Even the best deceptions cannot go on forever. Spokespersons will eventually tip their hands, politicians will brag, and everyone will wish that progress will come more quickly. China’s ambitions can be found by those who listen and pay attention to what is written for Chinese consumption.
“…they see a multipolar world as merely a strategic waypoint en route to a new global hierarchy in which China is alone at the top. The Chinese term for this new order is da tong, often mistranslated by Western scholars as ‘commonwealth,’ or ‘an era of harmony.’ However, da tong is better translated as ‘an era of unipolar dominance.’ Since 2005, Chinese leaders have spoken at the United Nations and other public forums of their supposed vision of this kind of harmonious world.”
The Chinese cannot anticipate this eventuality without discussing what such “harmony” would mean to those subjected to this Chinese dominance. Pillsbury refers to the work of one author that presented a glimpse at what China seems to have in mind.
“For example, Zhao Tingyang’s The Under-Heaven System: The Philosophy of World Institution was published in 2005 and is gaining increasing currency in mainline Chinese thought today. Zhao’s ‘system’ redesigns global structures based on traditional Chinese ideals. That new world is called tianxia, which in Mandarin can be translated as ‘under-heaven,’ ‘empire,’ and ‘China.’ The China scholar William A. Callahan translates tianxia as a unified global system with China’s ‘superior’ civilization at the top. Other civilizations, such as the United States, are part of the ‘barbarian wilderness.’ As the center of the civilized world, China would have the responsibility to ‘improve’ all the nations and peoples of the world by ‘harmonizing’ them—spreading Chinese values, language, and culture so they can better fit into under-heaven. This empire ‘values order over freedom, ethics over law, and elite governance over democracy and human rights’.”
This author made it clear to Pillsbury that to sustain such a system, China would have to possess overwhelming military might such that there could be no possibility of contesting China’s mandates.
This description of China might seem to some like a plot to a low-budget, class B movie. However, there are many instances where China’s actions seem consistent with this picture. For example, the radical measures China is taking to eliminate Uyghur culture appear consistent with “harmonizing them—spreading Chinese values, language, and culture so they can better fit into under-heaven.”
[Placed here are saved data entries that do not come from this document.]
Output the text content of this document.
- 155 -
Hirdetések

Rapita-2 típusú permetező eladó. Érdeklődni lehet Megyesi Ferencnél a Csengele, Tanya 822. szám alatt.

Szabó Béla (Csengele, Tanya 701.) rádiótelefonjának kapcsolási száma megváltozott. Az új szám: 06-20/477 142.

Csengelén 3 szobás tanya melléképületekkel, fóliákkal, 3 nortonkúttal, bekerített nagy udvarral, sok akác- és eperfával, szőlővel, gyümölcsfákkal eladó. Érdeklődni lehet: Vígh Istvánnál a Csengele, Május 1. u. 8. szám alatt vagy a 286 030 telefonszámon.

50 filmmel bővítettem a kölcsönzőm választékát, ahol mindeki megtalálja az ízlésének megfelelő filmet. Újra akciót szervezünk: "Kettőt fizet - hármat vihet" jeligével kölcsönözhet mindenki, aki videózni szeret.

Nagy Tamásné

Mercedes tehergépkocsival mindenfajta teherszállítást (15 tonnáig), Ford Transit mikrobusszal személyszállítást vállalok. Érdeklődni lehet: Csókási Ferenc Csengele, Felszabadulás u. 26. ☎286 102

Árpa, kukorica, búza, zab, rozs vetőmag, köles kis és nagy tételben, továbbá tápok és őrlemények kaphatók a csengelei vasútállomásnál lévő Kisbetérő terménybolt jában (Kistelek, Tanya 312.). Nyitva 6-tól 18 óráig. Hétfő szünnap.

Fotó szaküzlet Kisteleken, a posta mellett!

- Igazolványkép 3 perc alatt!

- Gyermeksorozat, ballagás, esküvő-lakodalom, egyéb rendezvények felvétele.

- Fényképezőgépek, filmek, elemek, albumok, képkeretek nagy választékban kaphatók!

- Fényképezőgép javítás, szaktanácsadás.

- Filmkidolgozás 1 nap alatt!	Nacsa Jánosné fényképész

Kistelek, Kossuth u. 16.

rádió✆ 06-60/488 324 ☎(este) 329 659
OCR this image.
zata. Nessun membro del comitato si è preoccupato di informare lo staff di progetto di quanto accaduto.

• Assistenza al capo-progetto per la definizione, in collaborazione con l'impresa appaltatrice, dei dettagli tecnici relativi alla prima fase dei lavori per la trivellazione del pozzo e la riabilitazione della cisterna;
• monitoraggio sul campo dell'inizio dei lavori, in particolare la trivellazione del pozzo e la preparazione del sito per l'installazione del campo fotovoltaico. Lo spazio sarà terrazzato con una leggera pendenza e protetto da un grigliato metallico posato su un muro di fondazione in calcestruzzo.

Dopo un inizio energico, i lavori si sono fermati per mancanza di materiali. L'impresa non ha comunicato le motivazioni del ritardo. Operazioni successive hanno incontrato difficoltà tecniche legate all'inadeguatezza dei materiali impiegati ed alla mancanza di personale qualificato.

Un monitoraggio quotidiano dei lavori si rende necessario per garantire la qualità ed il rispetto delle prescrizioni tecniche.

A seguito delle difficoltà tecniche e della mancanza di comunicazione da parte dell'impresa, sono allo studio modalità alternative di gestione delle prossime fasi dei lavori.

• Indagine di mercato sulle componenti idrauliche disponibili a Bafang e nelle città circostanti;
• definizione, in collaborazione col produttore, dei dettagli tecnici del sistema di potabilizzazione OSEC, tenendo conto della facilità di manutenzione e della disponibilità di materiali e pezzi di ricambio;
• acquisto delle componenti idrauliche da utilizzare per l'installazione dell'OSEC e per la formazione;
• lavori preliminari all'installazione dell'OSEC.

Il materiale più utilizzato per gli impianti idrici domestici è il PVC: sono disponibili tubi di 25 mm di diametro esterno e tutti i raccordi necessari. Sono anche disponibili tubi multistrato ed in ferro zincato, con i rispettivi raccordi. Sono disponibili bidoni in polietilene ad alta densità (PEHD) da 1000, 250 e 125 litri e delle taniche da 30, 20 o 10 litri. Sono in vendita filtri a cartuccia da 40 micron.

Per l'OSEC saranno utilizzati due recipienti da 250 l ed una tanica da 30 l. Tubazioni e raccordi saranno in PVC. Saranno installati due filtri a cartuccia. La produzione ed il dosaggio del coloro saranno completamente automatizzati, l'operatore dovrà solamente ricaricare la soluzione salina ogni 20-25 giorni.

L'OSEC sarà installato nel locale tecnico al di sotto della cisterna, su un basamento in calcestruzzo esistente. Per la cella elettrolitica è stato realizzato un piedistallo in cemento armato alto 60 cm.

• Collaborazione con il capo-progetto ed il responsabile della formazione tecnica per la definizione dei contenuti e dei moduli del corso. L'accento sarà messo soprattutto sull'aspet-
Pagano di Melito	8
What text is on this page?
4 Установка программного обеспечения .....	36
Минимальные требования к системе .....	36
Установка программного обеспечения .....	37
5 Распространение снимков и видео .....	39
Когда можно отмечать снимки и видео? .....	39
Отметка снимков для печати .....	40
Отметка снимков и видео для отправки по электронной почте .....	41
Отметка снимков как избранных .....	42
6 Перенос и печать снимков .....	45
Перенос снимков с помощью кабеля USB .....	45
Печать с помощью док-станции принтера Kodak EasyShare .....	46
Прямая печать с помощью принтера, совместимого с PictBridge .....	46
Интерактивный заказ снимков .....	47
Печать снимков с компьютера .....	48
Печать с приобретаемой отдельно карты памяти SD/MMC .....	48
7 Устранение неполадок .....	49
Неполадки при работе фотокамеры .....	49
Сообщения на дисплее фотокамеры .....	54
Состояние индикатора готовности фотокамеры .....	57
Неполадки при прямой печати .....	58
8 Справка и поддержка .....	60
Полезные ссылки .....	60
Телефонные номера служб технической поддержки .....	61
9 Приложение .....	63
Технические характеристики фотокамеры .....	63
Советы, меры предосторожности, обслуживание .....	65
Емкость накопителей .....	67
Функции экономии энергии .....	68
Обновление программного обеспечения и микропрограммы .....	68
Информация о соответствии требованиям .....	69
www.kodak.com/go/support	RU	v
Getting back to the issues arising from the Russian invasion of Ukraine, how might China proceed? It clearly wishes to dominate the US and the Western nations of Europe but is not near that state now. However, if Russia could dominate Europe militarily it would diminish the US relative to China without it having to make much of an investment. That may have seemed a possibility before the invasion, but it now seems a bit ridiculous. Given China’s desired path to dominance seems to be to trick adversaries into doing stupid things, backing off to the slow Marathon pace seems more characteristic of past behaviors. On the other hand, the nations that have sworn to defend Ukraine from Russia, have also sworn to prevent China from becoming a world domineering economic force. Perhaps the Chinese leaders now believe that the Marathon plan has been revealed and must be replaced with something more urgent and risky.